The battle over tax policy in Scotland has taken a further twist following an independent forecast that found Nicola Sturgeon’s refusal to increase rates for the rich would cost Holyrood up to £900m.
An analysis by the Institute for Public Policy Research (IPPR) estimated that the first minister’s plans for modest tweaks to income tax in Scotland would increase Holyrood’s revenues by only £300m a year in real terms by 2021.
The IPPR data showed that the proposal would raise far less than Scottish Labour’s plan for a 50p top rate alongside other increases across most other bands which would raise between £1.1bn and £1.2bn annually in extra revenues after five years, by increasing taxes for the richest by nearly £2,000 a year.
The data led to a clash between Labour and the SNP after John Swinney, the Scottish finance secretary, claimed the IPPR’s figures established that Scottish Labour’s plans would mean a “tax grab on the poorest”. That was a “betrayal of Labour values”, he added.
Swinney’s reaction was based on an IPPR chart appearing to show that Labour would slightly increase taxes for the 10% of people earning the least. The IPPR said that that increase was so low, being £2 a year or four pence a week, that it had classed the percentage as 0% for that group.
Jackie Baillie, Scottish Labour’s finance spokeswoman, urged Swinney to retract his comments. “The SNP are so desperate to justify not taxing the richest more they have descended into issuing false statements about impartial analysis from an independent thinktank,” she said.

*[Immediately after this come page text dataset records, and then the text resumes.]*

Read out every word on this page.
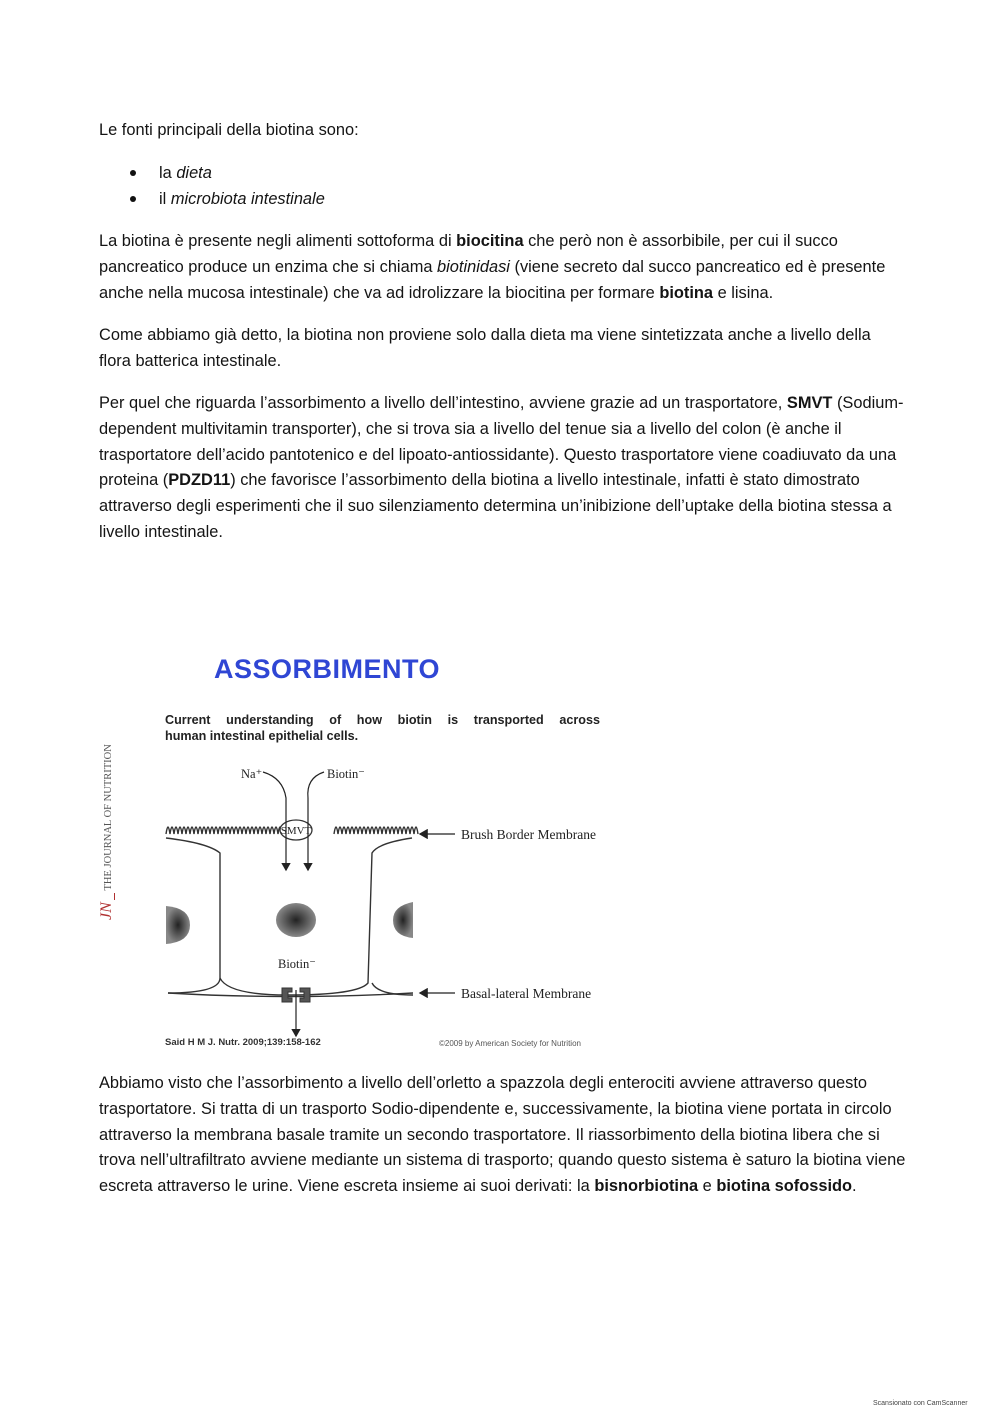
Le fonti principali della biotina sono:

la dieta
il microbiota intestinale

La biotina è presente negli alimenti sottoforma di biocitina che però non è assorbibile, per cui il succo pancreatico produce un enzima che si chiama biotinidasi (viene secreto dal succo pancreatico ed è presente anche nella mucosa intestinale) che va ad idrolizzare la biocitina per formare biotina e lisina.

Come abbiamo già detto, la biotina non proviene solo dalla dieta ma viene sintetizzata anche a livello della flora batterica intestinale.

Per quel che riguarda l’assorbimento a livello dell’intestino, avviene grazie ad un trasportatore, SMVT (Sodium-dependent multivitamin transporter), che si trova sia a livello del tenue sia a livello del colon (è anche il trasportatore dell’acido pantotenico e del lipoato-antiossidante). Questo trasportatore viene coadiuvato da una proteina (PDZD11) che favorisce l’assorbimento della biotina a livello intestinale, infatti è stato dimostrato attraverso degli esperimenti che il suo silenziamento determina un’inibizione dell’uptake della biotina stessa a livello intestinale.

ASSORBIMENTO

Current understanding of how biotin is transported across

human intestinal epithelial cells.

JN   THE JOURNAL OF NUTRITION	SMVT
Na⁺	Biotin⁻
Brush Border Membrane
Biotin⁻
Basal-lateral Membrane

Said H M J. Nutr. 2009;139:158-162	©2009 by American Society for Nutrition

Abbiamo visto che l’assorbimento a livello dell’orletto a spazzola degli enterociti avviene attraverso questo trasportatore. Si tratta di un trasporto Sodio-dipendente e, successivamente, la biotina viene portata in circolo attraverso la membrana basale tramite un secondo trasportatore. Il riassorbimento della biotina libera che si trova nell’ultrafiltrato avviene mediante un sistema di trasporto; quando questo sistema è saturo la biotina viene escreta attraverso le urine. Viene escreta insieme ai suoi derivati: la bisnorbiotina e biotina sofossido.

Scansionato con CamScanner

Further intensifying the pressure on Sturgeon to revisit her tax proposals, the IPPR said that the Scottish Green party’s plans – including a cap of a 60p tax rate for highest earners – could raise up to £650m a year more than the SNP scheme.

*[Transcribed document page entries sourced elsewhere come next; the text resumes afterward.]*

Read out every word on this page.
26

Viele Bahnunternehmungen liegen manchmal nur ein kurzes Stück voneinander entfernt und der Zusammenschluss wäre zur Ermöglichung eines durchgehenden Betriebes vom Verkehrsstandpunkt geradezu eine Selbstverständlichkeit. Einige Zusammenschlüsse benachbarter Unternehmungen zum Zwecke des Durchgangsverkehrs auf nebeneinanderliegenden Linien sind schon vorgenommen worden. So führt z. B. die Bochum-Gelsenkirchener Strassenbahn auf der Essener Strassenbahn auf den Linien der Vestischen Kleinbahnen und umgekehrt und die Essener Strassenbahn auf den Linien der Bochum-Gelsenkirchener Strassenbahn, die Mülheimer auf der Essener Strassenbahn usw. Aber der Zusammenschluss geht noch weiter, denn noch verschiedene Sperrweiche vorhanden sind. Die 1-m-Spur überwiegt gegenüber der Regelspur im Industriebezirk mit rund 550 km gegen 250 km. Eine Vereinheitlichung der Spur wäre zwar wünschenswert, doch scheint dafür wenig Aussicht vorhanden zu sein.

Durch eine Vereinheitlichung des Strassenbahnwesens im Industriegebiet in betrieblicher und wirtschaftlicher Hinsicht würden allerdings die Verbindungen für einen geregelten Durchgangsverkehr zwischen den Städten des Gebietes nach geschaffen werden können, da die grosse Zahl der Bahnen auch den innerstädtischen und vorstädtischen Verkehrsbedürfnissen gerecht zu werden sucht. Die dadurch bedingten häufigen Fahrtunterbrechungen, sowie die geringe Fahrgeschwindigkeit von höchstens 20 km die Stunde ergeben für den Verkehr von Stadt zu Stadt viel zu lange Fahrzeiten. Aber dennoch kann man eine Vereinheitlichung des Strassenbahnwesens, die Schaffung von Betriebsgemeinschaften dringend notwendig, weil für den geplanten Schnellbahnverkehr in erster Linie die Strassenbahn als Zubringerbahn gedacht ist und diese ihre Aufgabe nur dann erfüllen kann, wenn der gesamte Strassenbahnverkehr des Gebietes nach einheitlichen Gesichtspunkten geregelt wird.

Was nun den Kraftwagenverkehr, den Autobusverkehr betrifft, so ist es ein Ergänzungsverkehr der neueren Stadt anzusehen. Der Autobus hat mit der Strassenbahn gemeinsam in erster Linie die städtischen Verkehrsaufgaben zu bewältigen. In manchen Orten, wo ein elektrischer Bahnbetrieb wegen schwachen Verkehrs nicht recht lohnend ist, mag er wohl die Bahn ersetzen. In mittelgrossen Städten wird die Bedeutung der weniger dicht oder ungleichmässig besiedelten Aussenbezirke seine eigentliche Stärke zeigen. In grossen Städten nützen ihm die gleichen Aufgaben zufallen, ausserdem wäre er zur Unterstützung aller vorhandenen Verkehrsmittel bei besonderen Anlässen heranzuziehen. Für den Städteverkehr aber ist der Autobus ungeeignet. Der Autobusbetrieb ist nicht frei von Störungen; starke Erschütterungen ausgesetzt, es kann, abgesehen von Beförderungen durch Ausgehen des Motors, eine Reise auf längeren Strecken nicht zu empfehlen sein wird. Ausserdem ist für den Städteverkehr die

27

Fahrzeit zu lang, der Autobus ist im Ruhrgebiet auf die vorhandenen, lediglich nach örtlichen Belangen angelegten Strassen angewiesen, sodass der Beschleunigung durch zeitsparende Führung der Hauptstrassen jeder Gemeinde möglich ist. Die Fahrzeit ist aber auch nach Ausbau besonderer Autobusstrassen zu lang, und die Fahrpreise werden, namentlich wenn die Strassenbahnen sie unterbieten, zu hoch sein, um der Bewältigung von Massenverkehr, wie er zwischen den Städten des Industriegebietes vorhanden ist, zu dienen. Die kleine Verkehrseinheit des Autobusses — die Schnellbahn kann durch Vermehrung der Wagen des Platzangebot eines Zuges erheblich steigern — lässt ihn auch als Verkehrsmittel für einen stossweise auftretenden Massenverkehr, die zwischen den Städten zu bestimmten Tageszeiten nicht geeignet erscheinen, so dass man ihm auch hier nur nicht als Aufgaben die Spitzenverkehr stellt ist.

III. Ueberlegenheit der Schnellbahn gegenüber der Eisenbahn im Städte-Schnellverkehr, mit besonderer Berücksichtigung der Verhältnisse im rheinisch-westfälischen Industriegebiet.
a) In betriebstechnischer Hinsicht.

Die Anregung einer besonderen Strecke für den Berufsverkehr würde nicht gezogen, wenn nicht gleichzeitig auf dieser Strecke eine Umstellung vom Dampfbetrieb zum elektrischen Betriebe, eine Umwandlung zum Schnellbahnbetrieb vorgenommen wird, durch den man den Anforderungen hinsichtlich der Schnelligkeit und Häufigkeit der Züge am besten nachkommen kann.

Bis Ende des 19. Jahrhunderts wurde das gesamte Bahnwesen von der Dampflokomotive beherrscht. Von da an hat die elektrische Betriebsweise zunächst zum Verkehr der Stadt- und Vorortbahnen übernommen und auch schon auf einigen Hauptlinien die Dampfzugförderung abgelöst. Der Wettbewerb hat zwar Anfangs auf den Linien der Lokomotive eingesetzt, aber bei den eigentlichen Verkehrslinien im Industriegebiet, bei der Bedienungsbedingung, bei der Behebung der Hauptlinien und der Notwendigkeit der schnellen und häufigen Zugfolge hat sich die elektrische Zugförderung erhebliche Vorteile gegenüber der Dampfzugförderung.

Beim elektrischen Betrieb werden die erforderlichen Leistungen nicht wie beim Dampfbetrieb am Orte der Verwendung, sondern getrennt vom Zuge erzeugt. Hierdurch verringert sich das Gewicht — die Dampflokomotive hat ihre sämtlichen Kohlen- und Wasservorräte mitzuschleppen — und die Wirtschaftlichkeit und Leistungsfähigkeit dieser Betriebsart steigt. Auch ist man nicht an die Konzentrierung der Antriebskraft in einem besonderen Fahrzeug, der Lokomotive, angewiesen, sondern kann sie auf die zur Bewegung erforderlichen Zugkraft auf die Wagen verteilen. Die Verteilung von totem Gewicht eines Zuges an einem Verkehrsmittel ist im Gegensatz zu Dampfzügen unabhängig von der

The IPPR warned, however, that it could be only £300m a year more if the 60p rate failed to raise revenues from the additional rate due to some of the wealthiest taxpayers leaving Scotland to avoid it – a possibility the Scottish Greens accepted was plausible. The IPPR said Labour’s 50p plans could also have the same tax-flight effect, generating up to £100m less than it wanted.
The Lib Dems’ proposals, which also include a 50p top rate, would raise £450m more in real terms than SNP plans by 2021. By contrast, only the Tories’ proposals to retain current UK rates would leave tax revenues lower than the SNP’s, raising no extra money at all and leaving the rich better off.
The IPPR analysis, based on current proposals for the May Scottish parliament election, assumes that none of the parties revise their tax proposals after Holyrood gains nearly complete control over income tax rates and bands in April 2017.
It is also based on comparing their existing proposals with the prediction that George Osborne will increase the 40p tax threshold for the rest of the UK to earnings above £50,000 by 2020-21.
After the SNP surprised many by offering taxpayers on the 40p band a tax cut and failing to increase taxes for those on the 45p rate, Sturgeon appeared to backtrack by insisting she might yet introduce the 50p rate she promised in last year’s general election.
Patrick Harvie, the Scottish Greens’ co-convenor, told party activists at their Holyrood manifesto launch on Tuesday that he had been dismayed by Sturgeon’s timidity. “Frankly I’m slightly astonished that the Scottish National party do seem to have walked away from the space to debate progressive tax policy,” Harvie said.
Labour has also been caught out over its income tax proposals, by dumping an original pledge to reduce taxes for the lowest paid from next April in line with a current proposal to give those earning under £20,000 a £100 rebate.
Instead, next year it will copy plans of Osborne’s to increase the personal allowance. That will mean those earning more than £17,000 will pay slightly more in Scotland than the rest of the UK; Labour insists they would be compensated indirectly by better funded public services for all.
Swinney insisted that the IPPR report confirmed that the SNP was the only party helping to protect voters’ incomes and public spending, effectively presenting the SNP as the most moderate, cautious party in the election. “This report shows that it is only the SNP that are putting forward balanced, reasonable and fair tax proposals that will support public services like our NHS while protecting households budgets,” he said.